After living in Los Angeles for a year, I meet Stuart. He is nothing like my ex-boyfriend, who is a playwright, or my ex-husband, who is a lawyer. He is a working man. Although he makes very little money, he takes great pride in what he does. He is the first stranger to flirt with me in 25 years. Or maybe, the first one I really noticed.

We are walking home. We've just finished dinner at an Indian restaurant on Pico, not far from my apartment. It is a warm night, though quickly cooling. He carries a thin plastic bag with the remains of our meal. We stop occasionally to kiss. He holds me tight, his long arms snaking around my waist, his palms resting in the small of my back, his fingers splayed, bearing down gently, urging my hips forward. The bag bobs against the back of my knees, which threaten to buckle. We are an unlikely couple to be necking on the street. Way too old. But then he leans hard into me and I feel his heat through my jeans, and I swear I am 17.

Without a word, we start to walk. Sex begins to feel inevitable. At 17 who wants to put it off for even one night, at 47, who can afford to? We ramble, giddy, toward my apartment, his fingers laced into mine. And I know that I have to tell him. I have to tell him now.
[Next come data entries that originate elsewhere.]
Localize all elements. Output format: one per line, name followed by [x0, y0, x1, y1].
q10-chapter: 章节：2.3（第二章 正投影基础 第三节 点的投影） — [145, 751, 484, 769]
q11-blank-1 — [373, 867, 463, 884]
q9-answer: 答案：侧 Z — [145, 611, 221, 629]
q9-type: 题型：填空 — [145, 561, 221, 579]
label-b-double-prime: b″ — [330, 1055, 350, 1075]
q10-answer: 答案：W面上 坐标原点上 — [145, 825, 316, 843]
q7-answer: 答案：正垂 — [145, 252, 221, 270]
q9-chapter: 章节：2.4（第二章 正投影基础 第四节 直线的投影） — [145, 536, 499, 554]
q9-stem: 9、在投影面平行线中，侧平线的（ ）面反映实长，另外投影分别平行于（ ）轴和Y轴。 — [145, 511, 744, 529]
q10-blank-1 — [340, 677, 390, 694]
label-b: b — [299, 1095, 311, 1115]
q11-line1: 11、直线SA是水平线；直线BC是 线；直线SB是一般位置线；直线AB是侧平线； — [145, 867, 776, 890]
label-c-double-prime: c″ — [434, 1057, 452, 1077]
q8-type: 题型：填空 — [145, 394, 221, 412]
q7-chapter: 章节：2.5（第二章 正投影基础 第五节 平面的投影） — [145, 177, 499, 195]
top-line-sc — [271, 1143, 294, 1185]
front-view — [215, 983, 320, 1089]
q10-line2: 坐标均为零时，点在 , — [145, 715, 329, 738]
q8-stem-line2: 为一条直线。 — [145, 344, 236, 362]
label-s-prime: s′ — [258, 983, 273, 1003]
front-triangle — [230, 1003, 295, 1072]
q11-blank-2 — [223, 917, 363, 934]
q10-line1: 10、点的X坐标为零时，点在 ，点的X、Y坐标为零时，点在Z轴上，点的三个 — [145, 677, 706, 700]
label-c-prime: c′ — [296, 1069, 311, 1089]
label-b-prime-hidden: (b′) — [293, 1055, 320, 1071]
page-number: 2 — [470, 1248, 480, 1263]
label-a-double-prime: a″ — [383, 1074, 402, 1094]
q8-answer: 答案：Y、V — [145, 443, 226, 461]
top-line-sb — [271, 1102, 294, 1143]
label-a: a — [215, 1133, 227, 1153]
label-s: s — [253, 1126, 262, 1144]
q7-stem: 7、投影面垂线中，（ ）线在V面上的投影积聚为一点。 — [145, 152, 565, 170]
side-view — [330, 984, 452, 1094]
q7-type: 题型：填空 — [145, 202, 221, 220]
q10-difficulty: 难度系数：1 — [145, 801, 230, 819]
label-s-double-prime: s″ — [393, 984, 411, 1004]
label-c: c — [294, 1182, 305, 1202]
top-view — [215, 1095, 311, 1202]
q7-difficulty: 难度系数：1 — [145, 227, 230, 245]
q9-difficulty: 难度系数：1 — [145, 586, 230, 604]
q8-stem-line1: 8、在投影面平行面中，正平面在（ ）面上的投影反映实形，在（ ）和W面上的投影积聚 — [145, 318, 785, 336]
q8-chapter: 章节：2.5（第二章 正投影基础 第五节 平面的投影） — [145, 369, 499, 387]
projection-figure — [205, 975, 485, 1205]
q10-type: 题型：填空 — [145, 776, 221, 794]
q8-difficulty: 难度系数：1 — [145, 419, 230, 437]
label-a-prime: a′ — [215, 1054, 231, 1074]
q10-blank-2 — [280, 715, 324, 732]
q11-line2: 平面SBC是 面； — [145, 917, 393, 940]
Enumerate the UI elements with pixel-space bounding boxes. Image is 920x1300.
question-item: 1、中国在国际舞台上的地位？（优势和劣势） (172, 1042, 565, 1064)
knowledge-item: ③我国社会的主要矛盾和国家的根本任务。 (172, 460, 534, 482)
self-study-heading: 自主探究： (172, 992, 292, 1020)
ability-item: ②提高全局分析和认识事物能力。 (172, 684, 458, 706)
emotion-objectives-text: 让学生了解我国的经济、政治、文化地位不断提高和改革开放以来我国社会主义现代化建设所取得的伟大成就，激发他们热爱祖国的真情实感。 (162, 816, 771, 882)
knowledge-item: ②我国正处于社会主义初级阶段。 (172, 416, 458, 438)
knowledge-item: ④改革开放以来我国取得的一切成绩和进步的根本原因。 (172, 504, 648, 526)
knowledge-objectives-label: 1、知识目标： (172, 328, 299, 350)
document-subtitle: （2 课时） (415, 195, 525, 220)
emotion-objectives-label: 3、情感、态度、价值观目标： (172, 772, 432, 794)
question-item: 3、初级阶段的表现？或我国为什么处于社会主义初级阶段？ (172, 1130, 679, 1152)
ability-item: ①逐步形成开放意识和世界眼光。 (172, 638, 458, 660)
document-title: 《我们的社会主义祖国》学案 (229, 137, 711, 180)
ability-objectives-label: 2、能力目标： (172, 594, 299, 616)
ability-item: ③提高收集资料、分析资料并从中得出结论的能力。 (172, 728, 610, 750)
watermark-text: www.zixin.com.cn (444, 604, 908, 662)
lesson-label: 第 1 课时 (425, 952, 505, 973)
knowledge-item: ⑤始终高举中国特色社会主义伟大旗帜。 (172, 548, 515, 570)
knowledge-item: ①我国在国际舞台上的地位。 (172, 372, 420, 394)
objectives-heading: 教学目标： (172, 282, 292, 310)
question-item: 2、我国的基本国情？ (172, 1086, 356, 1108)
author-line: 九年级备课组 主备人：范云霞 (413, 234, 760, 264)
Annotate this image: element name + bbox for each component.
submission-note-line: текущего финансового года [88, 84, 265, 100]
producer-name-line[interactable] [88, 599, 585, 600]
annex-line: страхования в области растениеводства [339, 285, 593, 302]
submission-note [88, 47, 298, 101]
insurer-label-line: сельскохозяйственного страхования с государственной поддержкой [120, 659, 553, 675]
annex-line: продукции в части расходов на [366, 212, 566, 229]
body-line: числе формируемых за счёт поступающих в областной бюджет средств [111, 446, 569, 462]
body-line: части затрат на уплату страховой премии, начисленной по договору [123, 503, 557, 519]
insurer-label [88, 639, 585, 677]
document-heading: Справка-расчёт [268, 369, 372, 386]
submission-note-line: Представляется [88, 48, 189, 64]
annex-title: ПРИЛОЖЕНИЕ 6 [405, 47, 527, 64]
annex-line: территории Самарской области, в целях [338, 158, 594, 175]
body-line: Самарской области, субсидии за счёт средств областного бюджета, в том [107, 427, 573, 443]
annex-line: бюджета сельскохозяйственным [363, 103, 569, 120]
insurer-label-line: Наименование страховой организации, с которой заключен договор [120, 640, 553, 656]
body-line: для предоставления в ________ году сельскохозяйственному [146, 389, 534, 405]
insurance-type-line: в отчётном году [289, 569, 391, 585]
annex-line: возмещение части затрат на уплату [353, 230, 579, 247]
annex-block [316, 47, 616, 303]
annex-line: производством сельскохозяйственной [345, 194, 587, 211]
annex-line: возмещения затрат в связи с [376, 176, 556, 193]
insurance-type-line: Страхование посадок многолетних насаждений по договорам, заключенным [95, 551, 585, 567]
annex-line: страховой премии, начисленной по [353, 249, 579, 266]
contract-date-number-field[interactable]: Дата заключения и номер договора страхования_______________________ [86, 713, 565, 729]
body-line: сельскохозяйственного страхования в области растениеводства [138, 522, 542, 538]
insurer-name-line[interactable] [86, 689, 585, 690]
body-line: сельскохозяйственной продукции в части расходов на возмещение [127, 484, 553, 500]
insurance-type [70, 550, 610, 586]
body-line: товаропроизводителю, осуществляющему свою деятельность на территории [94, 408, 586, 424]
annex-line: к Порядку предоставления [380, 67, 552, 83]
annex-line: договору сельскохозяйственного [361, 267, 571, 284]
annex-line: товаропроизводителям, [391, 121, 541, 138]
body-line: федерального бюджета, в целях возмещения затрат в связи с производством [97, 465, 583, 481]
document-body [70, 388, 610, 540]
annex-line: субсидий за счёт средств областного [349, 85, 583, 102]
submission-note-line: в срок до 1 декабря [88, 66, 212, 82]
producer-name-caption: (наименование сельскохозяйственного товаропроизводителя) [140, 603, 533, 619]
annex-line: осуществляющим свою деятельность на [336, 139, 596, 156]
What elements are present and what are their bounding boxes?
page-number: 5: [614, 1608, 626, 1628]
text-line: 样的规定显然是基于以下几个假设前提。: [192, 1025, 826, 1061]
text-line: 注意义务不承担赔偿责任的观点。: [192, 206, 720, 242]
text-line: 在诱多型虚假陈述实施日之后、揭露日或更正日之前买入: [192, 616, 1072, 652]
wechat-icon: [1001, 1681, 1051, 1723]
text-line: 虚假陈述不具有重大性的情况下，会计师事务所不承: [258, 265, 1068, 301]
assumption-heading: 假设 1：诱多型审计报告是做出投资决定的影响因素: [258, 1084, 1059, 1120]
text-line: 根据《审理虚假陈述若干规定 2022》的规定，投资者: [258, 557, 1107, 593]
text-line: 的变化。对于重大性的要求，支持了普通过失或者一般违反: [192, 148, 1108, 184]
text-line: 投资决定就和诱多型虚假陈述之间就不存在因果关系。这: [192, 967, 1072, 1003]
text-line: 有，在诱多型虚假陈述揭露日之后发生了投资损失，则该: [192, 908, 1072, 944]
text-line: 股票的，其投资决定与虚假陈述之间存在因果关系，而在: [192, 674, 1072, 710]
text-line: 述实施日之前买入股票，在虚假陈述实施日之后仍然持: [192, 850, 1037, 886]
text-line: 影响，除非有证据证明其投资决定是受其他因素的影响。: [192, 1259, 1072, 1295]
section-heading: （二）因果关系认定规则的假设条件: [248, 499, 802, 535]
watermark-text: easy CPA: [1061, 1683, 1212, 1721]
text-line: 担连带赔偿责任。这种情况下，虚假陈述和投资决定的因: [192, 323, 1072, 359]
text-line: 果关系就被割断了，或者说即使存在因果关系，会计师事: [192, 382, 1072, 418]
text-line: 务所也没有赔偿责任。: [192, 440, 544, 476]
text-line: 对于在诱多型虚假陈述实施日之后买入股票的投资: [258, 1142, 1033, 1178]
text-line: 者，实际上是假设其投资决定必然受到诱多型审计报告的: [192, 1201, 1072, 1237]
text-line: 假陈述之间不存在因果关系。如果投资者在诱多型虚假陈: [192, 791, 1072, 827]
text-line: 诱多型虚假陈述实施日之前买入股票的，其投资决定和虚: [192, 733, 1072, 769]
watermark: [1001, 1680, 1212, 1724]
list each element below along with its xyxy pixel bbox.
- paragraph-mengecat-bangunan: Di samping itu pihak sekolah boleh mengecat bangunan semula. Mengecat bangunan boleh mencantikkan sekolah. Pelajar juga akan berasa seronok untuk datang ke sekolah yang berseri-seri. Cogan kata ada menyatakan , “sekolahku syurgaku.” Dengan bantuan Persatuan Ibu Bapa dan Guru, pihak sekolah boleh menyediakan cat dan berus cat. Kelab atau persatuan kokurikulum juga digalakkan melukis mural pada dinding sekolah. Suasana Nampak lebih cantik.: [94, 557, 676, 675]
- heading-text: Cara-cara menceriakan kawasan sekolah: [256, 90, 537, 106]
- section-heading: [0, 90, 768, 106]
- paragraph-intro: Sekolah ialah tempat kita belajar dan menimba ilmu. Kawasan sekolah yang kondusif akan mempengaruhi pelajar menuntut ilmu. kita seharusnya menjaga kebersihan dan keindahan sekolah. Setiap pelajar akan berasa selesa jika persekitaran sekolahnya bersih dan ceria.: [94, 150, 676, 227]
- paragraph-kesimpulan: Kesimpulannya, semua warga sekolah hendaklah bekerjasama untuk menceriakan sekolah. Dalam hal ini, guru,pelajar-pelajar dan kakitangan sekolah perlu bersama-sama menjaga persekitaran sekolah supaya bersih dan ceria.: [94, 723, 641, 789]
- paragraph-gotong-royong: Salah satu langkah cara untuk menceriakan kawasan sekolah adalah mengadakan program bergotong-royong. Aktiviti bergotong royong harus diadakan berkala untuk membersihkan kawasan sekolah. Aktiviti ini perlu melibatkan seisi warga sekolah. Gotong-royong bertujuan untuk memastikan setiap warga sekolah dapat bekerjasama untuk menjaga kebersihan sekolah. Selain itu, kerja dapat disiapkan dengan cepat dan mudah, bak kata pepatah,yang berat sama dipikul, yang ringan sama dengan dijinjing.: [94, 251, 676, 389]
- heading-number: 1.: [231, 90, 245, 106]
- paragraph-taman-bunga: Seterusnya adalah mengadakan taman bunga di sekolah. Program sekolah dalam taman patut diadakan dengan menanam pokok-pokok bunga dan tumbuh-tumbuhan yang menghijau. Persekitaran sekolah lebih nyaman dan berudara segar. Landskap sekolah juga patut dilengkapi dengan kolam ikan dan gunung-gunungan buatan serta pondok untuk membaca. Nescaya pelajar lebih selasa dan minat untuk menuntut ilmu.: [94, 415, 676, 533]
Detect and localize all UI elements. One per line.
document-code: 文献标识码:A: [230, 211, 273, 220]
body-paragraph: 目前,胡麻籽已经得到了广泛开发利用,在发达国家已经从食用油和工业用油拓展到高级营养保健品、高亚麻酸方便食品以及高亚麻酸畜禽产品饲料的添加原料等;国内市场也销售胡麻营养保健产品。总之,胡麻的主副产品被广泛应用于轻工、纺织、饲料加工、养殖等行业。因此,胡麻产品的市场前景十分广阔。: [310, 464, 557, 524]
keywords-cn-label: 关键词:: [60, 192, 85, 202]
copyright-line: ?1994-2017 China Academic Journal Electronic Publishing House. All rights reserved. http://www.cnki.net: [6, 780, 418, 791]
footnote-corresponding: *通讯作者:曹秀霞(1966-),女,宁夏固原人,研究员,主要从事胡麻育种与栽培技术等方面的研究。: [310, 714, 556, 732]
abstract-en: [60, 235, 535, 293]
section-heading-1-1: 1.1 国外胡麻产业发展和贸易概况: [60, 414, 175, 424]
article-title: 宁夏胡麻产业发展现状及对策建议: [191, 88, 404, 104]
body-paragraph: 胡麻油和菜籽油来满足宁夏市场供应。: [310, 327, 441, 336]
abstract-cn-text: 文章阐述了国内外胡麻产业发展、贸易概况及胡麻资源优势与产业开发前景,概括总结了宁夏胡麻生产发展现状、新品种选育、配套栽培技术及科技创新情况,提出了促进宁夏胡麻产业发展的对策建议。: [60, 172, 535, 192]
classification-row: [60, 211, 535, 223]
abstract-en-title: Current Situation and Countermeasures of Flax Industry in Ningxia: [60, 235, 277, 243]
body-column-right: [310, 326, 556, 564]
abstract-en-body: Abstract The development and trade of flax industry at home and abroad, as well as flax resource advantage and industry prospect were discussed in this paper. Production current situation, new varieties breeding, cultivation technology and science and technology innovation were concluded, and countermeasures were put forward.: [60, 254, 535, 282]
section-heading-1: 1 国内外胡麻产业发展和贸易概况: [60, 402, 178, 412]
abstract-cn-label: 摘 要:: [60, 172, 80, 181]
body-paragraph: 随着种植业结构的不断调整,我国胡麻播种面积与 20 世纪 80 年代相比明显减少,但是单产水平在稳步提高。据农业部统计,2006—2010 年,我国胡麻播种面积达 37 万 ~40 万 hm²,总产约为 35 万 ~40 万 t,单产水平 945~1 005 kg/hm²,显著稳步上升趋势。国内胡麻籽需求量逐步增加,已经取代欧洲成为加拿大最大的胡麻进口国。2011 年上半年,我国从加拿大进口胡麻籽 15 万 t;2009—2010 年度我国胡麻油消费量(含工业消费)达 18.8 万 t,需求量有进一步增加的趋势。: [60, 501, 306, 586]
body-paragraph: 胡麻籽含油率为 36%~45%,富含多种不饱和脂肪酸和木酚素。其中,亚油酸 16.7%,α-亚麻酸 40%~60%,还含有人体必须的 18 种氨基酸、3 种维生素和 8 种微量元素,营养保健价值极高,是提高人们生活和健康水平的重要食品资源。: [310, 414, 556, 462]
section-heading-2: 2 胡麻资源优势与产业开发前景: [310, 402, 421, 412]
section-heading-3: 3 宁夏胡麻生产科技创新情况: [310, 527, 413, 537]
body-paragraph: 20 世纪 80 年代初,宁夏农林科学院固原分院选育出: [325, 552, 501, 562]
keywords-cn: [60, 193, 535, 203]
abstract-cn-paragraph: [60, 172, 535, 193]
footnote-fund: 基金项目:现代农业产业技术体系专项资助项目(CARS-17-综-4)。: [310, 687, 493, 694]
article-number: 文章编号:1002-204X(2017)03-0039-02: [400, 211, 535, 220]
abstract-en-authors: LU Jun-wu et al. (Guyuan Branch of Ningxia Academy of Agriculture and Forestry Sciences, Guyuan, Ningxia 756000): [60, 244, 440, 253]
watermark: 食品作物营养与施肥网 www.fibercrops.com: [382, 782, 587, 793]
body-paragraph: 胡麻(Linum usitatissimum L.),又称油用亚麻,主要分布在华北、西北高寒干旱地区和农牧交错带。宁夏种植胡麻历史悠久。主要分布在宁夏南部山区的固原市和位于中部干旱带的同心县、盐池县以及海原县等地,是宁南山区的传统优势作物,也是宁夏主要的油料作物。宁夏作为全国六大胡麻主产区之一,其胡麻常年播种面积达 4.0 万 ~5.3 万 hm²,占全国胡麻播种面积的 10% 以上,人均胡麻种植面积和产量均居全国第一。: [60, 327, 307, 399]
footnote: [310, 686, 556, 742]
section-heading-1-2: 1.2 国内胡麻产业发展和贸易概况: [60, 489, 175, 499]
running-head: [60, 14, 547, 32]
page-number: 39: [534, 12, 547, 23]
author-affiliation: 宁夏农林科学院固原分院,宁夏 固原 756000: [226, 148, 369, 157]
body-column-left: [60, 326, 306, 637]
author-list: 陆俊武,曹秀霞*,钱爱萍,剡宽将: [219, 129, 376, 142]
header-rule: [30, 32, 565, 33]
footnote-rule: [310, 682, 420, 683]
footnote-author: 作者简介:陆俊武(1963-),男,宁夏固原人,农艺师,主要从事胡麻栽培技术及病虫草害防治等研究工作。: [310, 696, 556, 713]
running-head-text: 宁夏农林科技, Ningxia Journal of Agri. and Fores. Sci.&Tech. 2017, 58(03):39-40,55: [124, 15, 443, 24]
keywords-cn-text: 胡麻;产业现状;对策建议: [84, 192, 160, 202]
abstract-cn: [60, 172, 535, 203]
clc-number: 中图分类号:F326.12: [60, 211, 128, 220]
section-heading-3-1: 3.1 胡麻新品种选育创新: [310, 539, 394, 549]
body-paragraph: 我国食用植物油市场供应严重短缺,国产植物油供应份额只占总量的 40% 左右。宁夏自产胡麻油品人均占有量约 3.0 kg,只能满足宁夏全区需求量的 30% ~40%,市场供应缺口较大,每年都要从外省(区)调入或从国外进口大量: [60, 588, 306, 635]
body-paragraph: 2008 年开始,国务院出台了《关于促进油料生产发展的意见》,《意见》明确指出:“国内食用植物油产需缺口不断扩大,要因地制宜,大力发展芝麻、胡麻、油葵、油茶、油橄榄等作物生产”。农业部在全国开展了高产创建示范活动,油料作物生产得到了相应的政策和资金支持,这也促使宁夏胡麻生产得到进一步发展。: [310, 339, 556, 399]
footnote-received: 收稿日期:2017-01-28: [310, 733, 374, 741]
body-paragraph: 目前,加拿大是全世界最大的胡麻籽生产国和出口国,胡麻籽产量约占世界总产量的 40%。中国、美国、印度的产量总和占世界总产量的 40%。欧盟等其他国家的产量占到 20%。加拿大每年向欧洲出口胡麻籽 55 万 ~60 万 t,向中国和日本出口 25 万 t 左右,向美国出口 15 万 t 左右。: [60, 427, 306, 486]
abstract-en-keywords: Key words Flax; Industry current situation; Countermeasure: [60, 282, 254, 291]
I am only sure of two things. That I have to say something before we get up stairs, and that I absolutely can't. Say. Anything.

We turn the corner. I see my apartment building up ahead. Finally we stop the way people do without planning it, one person slows and the other follows suit like dancing. It looks like a joint decision, but it's not. We're standing in front of the house next door.

"There's something I have to tell you," I say.

"What?" He's still smiling, not ready to surrender the dizziness that drove us here, five minutes from buck-naked. I tip my head forward, until it touches his chest. "This is really hard," I say over and over.

"What?" He asks again, not wary, as I'd suspected he would be, but with concern.

"I can't, I can't, I can't," I mutter into his chest. I know what he's thinking. Because ever since the operation, I've imagined this conversation. I just wasn't sure who I'd be having it with. I want to comfort him. I say, "It's not that bad. I'm not ill or anything. But it's sort of bad. I hope you'll still like me."

"Tell me," he says, "you can tell me anything." But I can't.

"You have cancer," he says.

"No, I told you I'm not sick, I was never sick."

Then, right on cue, "You're gay."

"No."

He pauses. I know exactly what he's going to say next. He tries to look into my face, "You're a man. "

"No," I say, this time to his sleeve.

He stands awkwardly. "I'm going to put the food bag down now," he says. "Do you want to sit on the curb?" I nod. Gently he leads me over, together we sit. I lean against his shoulder. I take a big shuddery breath. And I tell him the story. When I'm finished, he looks at me, confused, like he's still waiting for the bad part. Finally he says, "I have scars all over. Two on my face. It's all right."

"It's more than scars, " I tell him.

I take his hand and put it on my left breast first, giving him a soft warm handful, then I move it to the right, hard as a rubber ball. His eyes never leave mine. "I'm an adult." He says, "I like you. Why would this matter? I don't understand." Genuinely puzzled, he hugs me, nuzzles my hair, and for the first time in two years, I relax.